I think Amnesia the dark descent is a really good lovecraftian work, even if it's reduced to freaky enemies following you nowadays.
Another absolutely amazing lovecraftian work is the music video to Fantasy by DyE. That was the first time I saw the word eldritch horror mentioned (english isnt my first language) and my obsession with cosmic/eldritch horror went from there
Ps: bloodborne is the best lovecraftian horror game-
Edit: NYARLATHATOP MENTIONED (I find this story incredibly underappreciated
Edit 2: another cosmic horror movie I recommend is of course Annihilation- oh he just mentioned it LOL
Edit 3: I didn't think he'd actually mention Fantasy by DyE. My god you're so based.
Lovecraft in Brooklyn by The Mountain Goats is running through my head for the course of this whole video
Also love the Red OSP jumpscare
I beg to differ in the "turns you crazy" thing.
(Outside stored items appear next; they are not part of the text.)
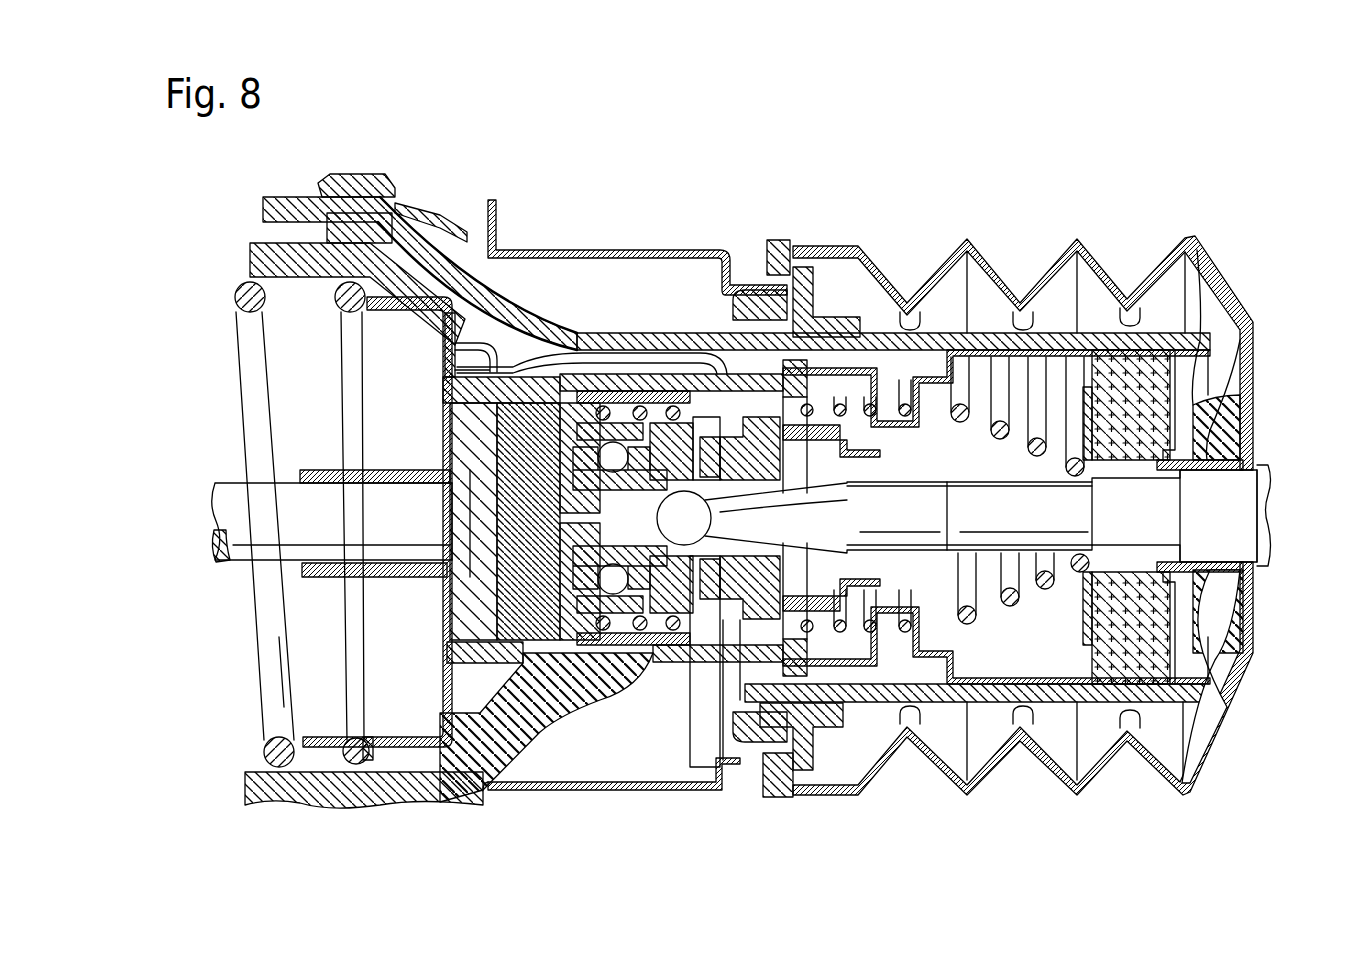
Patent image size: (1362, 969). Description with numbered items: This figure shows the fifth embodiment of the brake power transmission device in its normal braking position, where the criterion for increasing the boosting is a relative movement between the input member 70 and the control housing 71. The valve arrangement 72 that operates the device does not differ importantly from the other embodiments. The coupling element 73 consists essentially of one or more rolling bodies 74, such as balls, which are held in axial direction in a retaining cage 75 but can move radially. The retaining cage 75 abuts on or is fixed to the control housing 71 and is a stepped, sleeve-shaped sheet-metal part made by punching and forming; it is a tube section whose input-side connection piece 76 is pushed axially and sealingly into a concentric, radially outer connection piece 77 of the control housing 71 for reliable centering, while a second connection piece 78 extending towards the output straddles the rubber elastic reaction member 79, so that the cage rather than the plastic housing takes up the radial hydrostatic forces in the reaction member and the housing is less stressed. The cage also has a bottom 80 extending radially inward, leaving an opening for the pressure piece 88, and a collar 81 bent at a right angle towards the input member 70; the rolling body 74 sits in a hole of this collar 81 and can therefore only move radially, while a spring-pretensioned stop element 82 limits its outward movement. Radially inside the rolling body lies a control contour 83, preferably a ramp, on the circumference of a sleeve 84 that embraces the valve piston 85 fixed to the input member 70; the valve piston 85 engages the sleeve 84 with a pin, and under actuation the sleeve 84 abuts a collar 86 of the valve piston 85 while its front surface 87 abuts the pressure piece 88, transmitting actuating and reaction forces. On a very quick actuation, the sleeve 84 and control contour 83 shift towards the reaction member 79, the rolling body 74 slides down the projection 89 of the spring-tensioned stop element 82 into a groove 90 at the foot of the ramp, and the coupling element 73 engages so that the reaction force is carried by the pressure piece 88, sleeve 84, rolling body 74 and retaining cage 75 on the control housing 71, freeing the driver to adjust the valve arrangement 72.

The input member 70 is at (1240, 508).
The control housing 71 is at (990, 340).
The valve arrangement 72 is at (717, 777).
The coupling element 73 is at (690, 700).
The rolling body 74 is at (630, 600).
The retaining cage 75 is at (547, 707).
The connection piece 76 is at (650, 393).
The connection piece 77 is at (597, 383).
The second connection piece 78 is at (513, 387).
The reaction member 79 is at (463, 373).
The bottom 80 is at (482, 745).
The collar 81 is at (723, 517).
The stop element 82 is at (605, 622).
The control contour 83 is at (500, 553).
The sleeve 84 is at (500, 513).
The valve piston 85 is at (630, 420).
The collar 86 is at (690, 463).
The front surface 87 is at (513, 433).
The pressure piece 88 is at (520, 470).
The projection 89 is at (490, 612).
The groove 90 is at (658, 630).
I think it's not exactly that, if you know about things nobody could believe you're gonna be marked as crazy and being crazy would be better because that would mean that that powerful thing/being/whatever would be only a figment of your imagination. Anyways good points
Housing Complex C: the perfect Lovecraftian content in visual media till date.
I love Lovecraft mainly for the potential his works created to expand upon. So many excellent new stories spawned from his original creations.
I also adore Culbert's, Tanabe's and Baranger's comic adaptions, highly recommend.
And give Goomi's Unspeakable Vault Of Doom a read for a good laugh!
It's a huge playground anyone can add to.
Also, 'ti's the season, so please have a very, very scary solstice and put on some of the HP Lovecraft Historical Society's excellent and hilarious Christmas Carol's 🐙❤
A really good short story thats lovecraft like but actually has good human characters is the 1907 The Voice In The Night.